Diğer taraftan regl deneyimlerine dair eğitimlerin tüm çocuklara karma şekilde verilmesi gerektiğine dikkat çeken Eskitaşçıoğlu, yaptığı ilk saha çalışmalarından birindeki deneyimini şöyle anlatıyor:
"Bir oğlan çocuğunun yanıma gelip tişörtümü çekiştirdiğini, ben döndüğümde de anlattığınız için teşekkür ederim, ben kızlar altına yapıyor zannediyordum dediğini hiç unutmam. Çok da haklı bir varsayım çünkü televizyonlarda gördüğümüz o bebek bezine dökülen gizemli mavi sıvının aynısı pedlerin üzerine de dökülüyor.
"Eğer şanslıysak ve okulda bu konuda eğitim verildiyse bir öğretmenin sınıfa girip kızlar kalsın oğlanlar dışarı çıksın dediği anda aslında erkek çocuğun kafasında bir kodlama oluyor. Regl ayıp ve saklanması gereken bir şey, ben bunu görmemeliyim, duymamalıyım, bilmemeliyim, doğru olan bu diye düşünüyor."

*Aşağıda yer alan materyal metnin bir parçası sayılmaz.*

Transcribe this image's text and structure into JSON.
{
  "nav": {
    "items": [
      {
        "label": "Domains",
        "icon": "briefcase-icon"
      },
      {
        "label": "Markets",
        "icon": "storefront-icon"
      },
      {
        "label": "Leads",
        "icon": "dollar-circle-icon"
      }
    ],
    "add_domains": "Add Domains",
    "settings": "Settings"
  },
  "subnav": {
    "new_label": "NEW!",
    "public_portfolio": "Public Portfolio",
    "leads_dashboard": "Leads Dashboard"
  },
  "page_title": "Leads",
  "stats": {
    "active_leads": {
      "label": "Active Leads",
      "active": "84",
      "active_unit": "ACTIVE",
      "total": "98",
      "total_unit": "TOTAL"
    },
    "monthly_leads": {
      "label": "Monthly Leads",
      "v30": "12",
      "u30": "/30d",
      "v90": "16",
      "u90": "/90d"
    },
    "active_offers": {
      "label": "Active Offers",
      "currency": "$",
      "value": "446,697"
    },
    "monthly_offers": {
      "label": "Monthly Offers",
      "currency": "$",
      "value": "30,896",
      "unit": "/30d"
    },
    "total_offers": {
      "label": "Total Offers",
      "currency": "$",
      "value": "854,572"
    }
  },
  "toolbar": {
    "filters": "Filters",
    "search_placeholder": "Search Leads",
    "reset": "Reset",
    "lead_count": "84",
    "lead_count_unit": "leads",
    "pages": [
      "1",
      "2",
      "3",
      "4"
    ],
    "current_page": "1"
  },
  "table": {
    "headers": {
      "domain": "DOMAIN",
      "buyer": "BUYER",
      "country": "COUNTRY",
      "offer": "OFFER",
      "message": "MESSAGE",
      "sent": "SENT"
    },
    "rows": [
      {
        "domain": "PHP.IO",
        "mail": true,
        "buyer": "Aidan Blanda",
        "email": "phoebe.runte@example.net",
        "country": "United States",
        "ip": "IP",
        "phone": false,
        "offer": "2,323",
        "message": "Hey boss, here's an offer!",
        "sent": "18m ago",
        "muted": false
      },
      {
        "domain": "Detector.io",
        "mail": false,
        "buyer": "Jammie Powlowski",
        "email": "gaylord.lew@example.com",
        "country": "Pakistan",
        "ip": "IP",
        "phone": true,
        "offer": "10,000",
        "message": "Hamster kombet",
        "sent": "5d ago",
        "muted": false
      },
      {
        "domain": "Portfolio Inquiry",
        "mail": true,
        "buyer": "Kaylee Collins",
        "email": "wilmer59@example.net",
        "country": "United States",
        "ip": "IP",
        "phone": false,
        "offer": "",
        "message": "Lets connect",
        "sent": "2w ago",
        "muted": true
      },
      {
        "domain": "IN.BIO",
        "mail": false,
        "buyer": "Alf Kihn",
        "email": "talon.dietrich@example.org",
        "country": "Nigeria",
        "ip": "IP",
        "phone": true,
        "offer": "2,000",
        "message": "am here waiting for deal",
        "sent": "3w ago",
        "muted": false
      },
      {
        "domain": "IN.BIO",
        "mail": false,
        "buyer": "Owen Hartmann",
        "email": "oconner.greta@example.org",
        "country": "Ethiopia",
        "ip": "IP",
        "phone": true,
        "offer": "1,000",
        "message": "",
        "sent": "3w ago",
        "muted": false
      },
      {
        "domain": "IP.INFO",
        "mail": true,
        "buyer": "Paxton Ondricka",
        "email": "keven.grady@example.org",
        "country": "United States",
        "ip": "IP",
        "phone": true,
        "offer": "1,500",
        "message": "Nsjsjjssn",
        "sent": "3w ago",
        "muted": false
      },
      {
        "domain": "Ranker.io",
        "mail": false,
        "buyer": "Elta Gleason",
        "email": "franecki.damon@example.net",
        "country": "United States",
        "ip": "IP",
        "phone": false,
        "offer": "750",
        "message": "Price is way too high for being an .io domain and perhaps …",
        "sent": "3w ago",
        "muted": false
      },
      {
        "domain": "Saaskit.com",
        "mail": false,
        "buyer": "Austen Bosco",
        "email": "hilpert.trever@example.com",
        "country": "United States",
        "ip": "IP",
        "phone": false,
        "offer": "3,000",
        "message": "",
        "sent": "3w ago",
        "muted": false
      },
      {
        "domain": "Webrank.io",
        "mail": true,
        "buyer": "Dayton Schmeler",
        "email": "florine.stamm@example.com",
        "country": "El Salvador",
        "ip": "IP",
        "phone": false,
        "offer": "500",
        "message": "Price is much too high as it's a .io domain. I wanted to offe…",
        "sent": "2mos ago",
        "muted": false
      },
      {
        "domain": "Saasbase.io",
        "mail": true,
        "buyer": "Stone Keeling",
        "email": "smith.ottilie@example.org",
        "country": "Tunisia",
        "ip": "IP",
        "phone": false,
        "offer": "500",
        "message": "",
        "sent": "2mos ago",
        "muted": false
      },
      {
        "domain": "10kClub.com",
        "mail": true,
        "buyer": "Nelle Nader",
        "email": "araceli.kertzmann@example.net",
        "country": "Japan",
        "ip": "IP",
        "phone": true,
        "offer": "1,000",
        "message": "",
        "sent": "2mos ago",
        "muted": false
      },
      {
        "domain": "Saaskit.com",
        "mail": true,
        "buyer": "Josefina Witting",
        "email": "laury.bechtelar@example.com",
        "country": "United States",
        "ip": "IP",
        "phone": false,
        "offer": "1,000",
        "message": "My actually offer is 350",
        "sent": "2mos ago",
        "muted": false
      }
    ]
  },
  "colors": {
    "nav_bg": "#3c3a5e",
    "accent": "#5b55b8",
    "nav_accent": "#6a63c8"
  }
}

Türkiye'de yapılan çalışmalar
Uzmanlar Türkiye'de regl yoksulluğu alanında yapılan çalışmalardaki artışa dikkat çekiyor.
Eskitaşçıoğlu, feminist sağlık odağında çalışan birçok sivil toplum kuruluşu, uzman ve poltikacının büyük çabalarıyla regl yoksulluğunun kamusal politika alanlarına taşındığını söylüyor.
Örneğin geçtiğimiz yıl Cumhurbaşkanı kararıyla menstrüel ürünlerdeki KDV 10 puan indirilerek yüzde 18’den yüzde 8’e düşürüldü.
Bunun çok önemli bir kazanım olduğunu söylemekle beraber Eskitaşçıoğlu, indirimin henüz insanların cebine yansımadığını, adil vergilendirme ve ürünlerin erişilebilirliği için yürütülen mücadelenin devam etmesi gerektiğini belirtiyor.
Eskitaşçıoğlu, "Bugüne kadar dört milletvekili regl tabusu ve yoksulluğu konusunda kanun tekliflerini Meclis'e sundu" diyor ve devam ediyor:
"2019 yılında Sera Kadıgil regl ürünlerine uygulanan verginin yüzde 18'den yüzde 5'e düşürülmesi için teklif sundu.
"2021'de Gülistan Kılıç Koçyiğit, menstrüel ürünlerin genel sağlık sigortası kapsamına alınarak ücretsiz sağlanmasını talep etmişti.
"Ardından 2022'de Candan Yüceer yüzde 18 KDV oranının yüzde 1'e düşürülmesini istemişti.
"Meral Danış Beştaş ise regl izni uygulamalarının hayata geçirilmesini öneren kanun teklifini meclise sundu."
Öte yandan sendikaların büyük çabalarıyla regl izni haklarının toplu iş sözleşmelerinde yer almaya başladığını söyleyen Eskitaşçıoğlu, birtakım öncü kurumların regl iznini çalışma hayatının bir parçası haline getirdiğini belirtiyor.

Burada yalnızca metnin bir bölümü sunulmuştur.